Abel Tasman National Park contains one of New Zealand’s Great Walks – which is a group of nine walks throughout the entire country that the NZ government rates as exceptional, and maintains the walkways, huts and other facilities for anyone to walk along.
The Abel Tasman coast track is a 50km stretch, located in the Northwest portion of the top of the South Island, which most people complete over three days.
Having learned how painful 19.4km was during our Tongariro Crossing (the volcano one) we rationalized that the Abel Tasman track didn’t have the same climbs and disorienting moonscape atmosphere, and therefore wouldn’t be as difficult.
Is it arrogance? Or garden variety delusion?
A: Probably both.
But the one point I won’t fault us on is that we decided to sign up for a PORTION of the track, which we’d walk in a single day.
50km would be crazy. But 20km?
Well. The truth is that is also crazy. The unfortunate part is that we only fully realized it at about the 16km mark.
So, with that, won’t you please join me for a second tale of our gruelling encounter with New Zealand’s wilderness.
The track started off in a boat, which thankfully we had no responsibility for, or this would be a story about a Great Swim.
Called Aquataxis, the small boats run up and down the 50km stretch of coast, dropping people off at the various points that they want to begin their track.
The bonus was that you get to see things you wouldn’t by foot like “Split Apple Rock”.

Plus these guys basking in the sun, exhausted from their previous performance for tourists (Seals. Photo’s hard to tell):

Before getting off the boat, we chatted with some other passengers about the track we were about to walk from our getting off point.
One person said: ” Yeah, I heard it was 8km return walk”. “Really?”, I said. “The woman at our backpackers said it was 6hrs tops, and even that was factoring in a lot of pictures and taking a break to eat”.
To which someone else said: “Yeah, I’d also heard 7 hrs”.
I immediately looked overboard, thinking I should start swimming to the shore to get this epic underway.
Thankfully we made landfall soon after. As people got their bearings, Rose and I waved at everyone over our shoulders as we hustled on to the track, hoping to make it back without the help of a search party.
Once again, New Zealand scenery didn’t disappoint:

The tracks were in really good shape, with a lot of bridge crossings over turquoise coloured water:

And the occasional burst of colour from a local flower

The other interesting thing we learned was that the tide had the highest fluctuation within a single day of the Southern Hemisphere.
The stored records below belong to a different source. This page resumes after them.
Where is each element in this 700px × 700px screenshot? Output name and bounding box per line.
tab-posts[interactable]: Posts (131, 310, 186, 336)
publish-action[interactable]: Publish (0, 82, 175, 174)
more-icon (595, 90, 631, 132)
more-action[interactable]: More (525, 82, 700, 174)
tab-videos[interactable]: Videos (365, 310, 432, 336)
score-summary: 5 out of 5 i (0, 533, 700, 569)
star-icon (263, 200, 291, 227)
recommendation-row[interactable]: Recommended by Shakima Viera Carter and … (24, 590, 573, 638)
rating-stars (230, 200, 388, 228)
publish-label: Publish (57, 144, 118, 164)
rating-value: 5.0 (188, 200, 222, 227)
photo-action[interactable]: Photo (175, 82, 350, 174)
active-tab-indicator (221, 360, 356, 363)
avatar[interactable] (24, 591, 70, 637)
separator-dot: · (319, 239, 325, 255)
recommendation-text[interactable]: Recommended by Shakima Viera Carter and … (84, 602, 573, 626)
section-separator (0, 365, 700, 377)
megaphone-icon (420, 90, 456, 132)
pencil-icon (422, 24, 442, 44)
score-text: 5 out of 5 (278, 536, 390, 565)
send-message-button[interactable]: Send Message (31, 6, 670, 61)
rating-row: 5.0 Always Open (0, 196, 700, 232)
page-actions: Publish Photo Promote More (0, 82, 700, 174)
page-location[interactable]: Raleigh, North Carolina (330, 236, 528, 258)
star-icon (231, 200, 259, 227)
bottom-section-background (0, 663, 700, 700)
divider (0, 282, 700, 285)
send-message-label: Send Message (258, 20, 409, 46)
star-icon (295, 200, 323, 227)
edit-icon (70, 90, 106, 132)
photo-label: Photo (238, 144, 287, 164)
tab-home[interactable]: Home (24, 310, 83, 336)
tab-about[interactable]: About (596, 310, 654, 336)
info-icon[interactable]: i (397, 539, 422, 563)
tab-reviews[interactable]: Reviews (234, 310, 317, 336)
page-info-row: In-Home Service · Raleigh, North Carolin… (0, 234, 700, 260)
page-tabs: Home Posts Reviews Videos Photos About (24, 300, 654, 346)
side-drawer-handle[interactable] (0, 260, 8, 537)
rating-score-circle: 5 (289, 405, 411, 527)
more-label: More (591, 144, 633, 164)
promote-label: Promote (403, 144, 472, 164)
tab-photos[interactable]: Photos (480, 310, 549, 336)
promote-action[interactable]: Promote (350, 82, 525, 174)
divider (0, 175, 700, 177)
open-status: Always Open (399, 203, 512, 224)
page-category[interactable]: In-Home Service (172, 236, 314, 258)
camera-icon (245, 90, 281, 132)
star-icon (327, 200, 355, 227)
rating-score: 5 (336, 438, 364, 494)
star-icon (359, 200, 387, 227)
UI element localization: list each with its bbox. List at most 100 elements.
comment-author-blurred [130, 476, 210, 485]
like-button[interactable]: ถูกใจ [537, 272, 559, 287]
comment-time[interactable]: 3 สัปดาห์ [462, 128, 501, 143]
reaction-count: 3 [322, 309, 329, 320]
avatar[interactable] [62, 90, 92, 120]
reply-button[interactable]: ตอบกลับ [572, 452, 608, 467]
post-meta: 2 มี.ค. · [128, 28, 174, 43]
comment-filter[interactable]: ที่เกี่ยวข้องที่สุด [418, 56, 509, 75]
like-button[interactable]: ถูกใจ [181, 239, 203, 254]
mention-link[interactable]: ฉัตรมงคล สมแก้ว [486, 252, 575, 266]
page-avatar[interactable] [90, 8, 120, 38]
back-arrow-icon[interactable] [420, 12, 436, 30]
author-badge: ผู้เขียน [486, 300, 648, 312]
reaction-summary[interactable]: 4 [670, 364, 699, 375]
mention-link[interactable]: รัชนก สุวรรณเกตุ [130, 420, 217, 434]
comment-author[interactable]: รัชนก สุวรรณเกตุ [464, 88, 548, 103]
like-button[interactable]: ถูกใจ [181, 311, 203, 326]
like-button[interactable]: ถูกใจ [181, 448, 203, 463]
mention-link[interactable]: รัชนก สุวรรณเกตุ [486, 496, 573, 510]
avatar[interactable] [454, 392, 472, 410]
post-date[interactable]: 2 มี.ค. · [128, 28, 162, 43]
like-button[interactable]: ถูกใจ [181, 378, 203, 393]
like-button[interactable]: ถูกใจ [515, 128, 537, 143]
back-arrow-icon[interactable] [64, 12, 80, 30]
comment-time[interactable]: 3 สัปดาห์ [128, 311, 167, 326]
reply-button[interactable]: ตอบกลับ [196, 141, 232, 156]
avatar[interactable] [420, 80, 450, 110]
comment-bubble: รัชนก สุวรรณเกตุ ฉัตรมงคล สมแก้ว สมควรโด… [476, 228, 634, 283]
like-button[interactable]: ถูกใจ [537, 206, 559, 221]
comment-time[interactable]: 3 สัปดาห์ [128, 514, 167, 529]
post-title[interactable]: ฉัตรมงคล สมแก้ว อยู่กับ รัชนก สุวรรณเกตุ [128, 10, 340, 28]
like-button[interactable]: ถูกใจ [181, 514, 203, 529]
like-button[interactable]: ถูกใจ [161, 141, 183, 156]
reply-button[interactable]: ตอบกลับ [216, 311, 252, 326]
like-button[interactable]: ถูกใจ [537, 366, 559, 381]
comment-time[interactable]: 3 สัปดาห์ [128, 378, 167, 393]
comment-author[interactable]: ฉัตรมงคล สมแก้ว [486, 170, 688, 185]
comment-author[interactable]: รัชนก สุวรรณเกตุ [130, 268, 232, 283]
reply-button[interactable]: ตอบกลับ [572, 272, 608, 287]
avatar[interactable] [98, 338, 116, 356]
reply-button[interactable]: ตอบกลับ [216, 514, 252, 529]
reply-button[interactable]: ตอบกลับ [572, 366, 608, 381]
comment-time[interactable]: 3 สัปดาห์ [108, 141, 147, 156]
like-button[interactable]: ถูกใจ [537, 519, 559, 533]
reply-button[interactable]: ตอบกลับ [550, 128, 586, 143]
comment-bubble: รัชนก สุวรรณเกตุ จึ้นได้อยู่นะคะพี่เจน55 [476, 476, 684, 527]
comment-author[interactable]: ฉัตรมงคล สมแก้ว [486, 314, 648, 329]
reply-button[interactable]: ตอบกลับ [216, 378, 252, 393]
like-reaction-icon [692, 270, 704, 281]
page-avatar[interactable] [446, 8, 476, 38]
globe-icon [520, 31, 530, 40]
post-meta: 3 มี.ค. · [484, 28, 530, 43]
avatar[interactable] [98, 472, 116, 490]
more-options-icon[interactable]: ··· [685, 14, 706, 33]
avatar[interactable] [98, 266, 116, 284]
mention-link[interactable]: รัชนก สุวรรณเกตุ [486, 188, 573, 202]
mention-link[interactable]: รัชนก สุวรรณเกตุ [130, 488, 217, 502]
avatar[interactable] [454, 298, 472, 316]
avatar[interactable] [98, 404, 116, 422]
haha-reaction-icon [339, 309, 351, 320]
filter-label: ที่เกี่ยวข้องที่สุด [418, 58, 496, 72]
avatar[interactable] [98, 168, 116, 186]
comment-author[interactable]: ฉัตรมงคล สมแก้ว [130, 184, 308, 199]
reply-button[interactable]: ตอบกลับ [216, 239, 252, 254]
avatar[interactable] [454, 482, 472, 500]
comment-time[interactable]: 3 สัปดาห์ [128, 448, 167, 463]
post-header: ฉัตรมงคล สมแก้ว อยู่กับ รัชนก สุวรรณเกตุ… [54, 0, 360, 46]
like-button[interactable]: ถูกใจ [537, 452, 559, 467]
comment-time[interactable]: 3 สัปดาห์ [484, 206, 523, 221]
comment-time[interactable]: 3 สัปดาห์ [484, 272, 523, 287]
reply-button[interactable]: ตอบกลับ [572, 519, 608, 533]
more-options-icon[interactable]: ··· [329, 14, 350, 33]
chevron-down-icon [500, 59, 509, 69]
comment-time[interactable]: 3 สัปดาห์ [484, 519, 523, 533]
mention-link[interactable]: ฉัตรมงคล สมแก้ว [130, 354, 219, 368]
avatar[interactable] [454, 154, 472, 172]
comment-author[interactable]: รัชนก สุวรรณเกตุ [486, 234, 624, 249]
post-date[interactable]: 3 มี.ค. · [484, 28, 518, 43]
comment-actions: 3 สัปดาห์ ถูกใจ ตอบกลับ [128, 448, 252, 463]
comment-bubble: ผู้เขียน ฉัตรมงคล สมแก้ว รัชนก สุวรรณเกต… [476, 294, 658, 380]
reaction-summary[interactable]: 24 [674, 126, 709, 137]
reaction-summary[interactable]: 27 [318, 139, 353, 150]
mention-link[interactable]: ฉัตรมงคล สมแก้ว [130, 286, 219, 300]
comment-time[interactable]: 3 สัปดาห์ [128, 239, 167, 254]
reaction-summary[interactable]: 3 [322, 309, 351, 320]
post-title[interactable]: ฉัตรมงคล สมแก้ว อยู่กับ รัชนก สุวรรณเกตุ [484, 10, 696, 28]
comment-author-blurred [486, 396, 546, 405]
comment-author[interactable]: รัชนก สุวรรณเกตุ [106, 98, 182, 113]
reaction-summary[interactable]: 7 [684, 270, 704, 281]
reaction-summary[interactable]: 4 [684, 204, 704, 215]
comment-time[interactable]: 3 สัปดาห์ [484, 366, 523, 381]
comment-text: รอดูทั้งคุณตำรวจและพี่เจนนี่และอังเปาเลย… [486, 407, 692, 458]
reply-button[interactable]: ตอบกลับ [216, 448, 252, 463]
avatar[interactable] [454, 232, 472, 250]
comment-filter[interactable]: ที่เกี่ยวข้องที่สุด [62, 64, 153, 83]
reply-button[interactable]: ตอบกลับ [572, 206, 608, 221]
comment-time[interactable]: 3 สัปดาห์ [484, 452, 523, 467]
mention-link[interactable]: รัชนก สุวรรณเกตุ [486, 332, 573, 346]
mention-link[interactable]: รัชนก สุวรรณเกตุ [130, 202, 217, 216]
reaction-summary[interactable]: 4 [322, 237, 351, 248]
Low and high tide could change 10 metres between morning and afternoon, which made for dramatic shots that could easily be construed as a drought. It made me think that environmentalists, if they were devious enough, could easily use as marketing shots for global warming:

About halfway through, we reached a spot of the track which required us to walk across a lake bed to the other side, revealing what seemed like an endless amount of clams and other shellfish for easy snacking by seagulls.
It was shortly after this portion that we hit a steady decline. Couples we’d past en route were now passing us, as our strides turned more into shuffles, and I began to consider asking the next person who passed if I could borrow their cellphone to put in an advance order for a helicopter rescue in about 2hrs when we would surely collapse.
Hungry, I kept seeing shapes of food wherever I looked, like this pig:

which made me think of BLT sandwiches, and how someone could really make a good living by having a BLT stand set up on the side of the trail.
As exhaustion took hold, other ideas that occurred to Rose and I – have a marching band walk down the path in marching band gear, blowing on tubas and trombones purely for the sake of it.
While we were having difficulty, others looked like they had it harder:

Yet, despite our fatigue, the scenery stayed bright and sunny. It got to be a joke that Rose, walking ahead of me, would come to a clearing that had a stunning view of the beach and hills, and I’d reply:

“Whoo. Let me guess? Another screensaver?”.
Improbably, the whole track eventually came to end, just before we did:

That night we slept 12 hrs, and I don’t remember a single dream. It was only when I stood up from bed the next morning that I remember what happened.
Next stop Franz Joseph Glacier + Fox Glacier on the windy roads of the West Coast.

You are getting in great physical shape. And all that in an evironment that has no poisonous critters unlike the place next door; Australia. How did that happen?